Of all the things that can make us grumpy, like a morning without coffee or being stuck in traffic, there’s one, in particular, that’s tough to shake: the downfallen feeling that can overcome you when a trip ends.
Transitioning Back is Tough
Trips should renew our spirits, but sometimes the positive effects can feel short-lived. When a trip ends, our brains struggle to absorb the benefits when we start thinking about email, work and which day the recycling needs to be out on the curb.
Why It’s So Hard
In the most fundamental way, what we do in the wild makes sense. When we’re backpacking, we’re moving across the landscape as small roving bands of nomads, paying close attention to wildlife, water sources, and weather. We’ve replaced hunting and gathering with freeze-dried food, but we’re basically doing exactly we did back in Olduvai Gorge a million years ago. No wonder it feels right. It should be hard to come back. If it wasn’t, we didn’t have much of a re-set experience. No pain, no gain.

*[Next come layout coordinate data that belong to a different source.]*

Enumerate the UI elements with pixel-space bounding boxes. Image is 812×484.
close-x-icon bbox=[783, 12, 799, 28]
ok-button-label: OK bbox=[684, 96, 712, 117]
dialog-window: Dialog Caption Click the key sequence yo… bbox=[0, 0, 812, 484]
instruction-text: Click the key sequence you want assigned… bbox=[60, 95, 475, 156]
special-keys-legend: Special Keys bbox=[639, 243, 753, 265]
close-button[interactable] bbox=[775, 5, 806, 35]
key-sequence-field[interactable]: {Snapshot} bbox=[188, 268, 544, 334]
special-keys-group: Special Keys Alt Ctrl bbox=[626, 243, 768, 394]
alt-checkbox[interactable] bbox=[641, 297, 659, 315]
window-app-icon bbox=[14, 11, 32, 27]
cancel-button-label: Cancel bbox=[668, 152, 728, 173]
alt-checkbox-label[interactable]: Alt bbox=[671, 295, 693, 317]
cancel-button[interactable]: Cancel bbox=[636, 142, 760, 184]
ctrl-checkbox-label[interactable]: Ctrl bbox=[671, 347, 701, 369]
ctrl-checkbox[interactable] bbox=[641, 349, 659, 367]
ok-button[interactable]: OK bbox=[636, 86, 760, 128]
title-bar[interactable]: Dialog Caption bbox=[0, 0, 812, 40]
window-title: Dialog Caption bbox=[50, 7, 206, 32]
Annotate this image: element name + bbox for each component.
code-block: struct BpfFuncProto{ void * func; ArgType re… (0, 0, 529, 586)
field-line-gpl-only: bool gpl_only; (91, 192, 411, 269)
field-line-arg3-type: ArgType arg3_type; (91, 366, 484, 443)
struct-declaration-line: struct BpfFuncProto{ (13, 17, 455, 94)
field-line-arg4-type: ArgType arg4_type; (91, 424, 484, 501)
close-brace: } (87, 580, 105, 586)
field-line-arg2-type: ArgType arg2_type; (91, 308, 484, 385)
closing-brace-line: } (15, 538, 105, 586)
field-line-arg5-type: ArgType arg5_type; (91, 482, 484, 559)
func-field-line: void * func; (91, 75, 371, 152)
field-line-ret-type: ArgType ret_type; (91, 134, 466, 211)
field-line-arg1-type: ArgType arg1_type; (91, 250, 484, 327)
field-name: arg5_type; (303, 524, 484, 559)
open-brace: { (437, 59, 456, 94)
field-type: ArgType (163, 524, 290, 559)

And then we’re thrust back into a world of people who didn’t share our experience. The cultural divide between outdoor adventurers and the teeming masses of “regular people” is at its most stark after a trip. Like George Mallory and his famous “because it’s there” line, we mumble inarticulately about why sleeping on the ground, not showering, and struggling up steep ridges is great. No wonder outdoors folks are so clannish: we seek out others who “get” why these trips aren’t just fun, but are hard-wired into who we are.
The longer the adventure, the harder the re-entry. After expeditions, we realize that our friends have simply gotten on with their lives. Matthew Strum, a snow scientist who spent entire seasons out of touch in the high arctic, returned to find that his place in his family and friends’ lives had simply been filled, “as smooth water in a pond”. In strong if not macabre terms, he said it was a window to how life would move on without him if he died. He learned to adjust, but it wasn’t easy.
What to Do About It
One option is the choice of the addict: simply chase the next fix and plan another trip. Pioneering expedition kayaker Paul Caffyn used the purposelessness he felt after a long journey to plan his next adventure. Even if you’re not circumnavigating continents, the Sunday evening restlessness can be used to lay plans for next Friday.
Another option is to hang onto trip rituals in the urban world. Sitting on my front porch drinking coffee regardless of the weather reminds me of morning coffee in front of my tent in any number of places. After long trips, I whip out a tool from the pre-iPad world: an actual paper notebook. I jot down notes about sounds and smells from the trip, trying to lock them into memory before I get caught up in the return to laundry and restocking groceries.
Re-entry will never be easy. And we can’t avoid it unless we either ditch our jobs and become Kerouackian vagabonds, or strike it rich quick, retire, and spend all our time playing outside. Neither is likely. So let’s practice hanging on to our short trips longer. And remember: the post-adventure hangover is a sign that we did it right.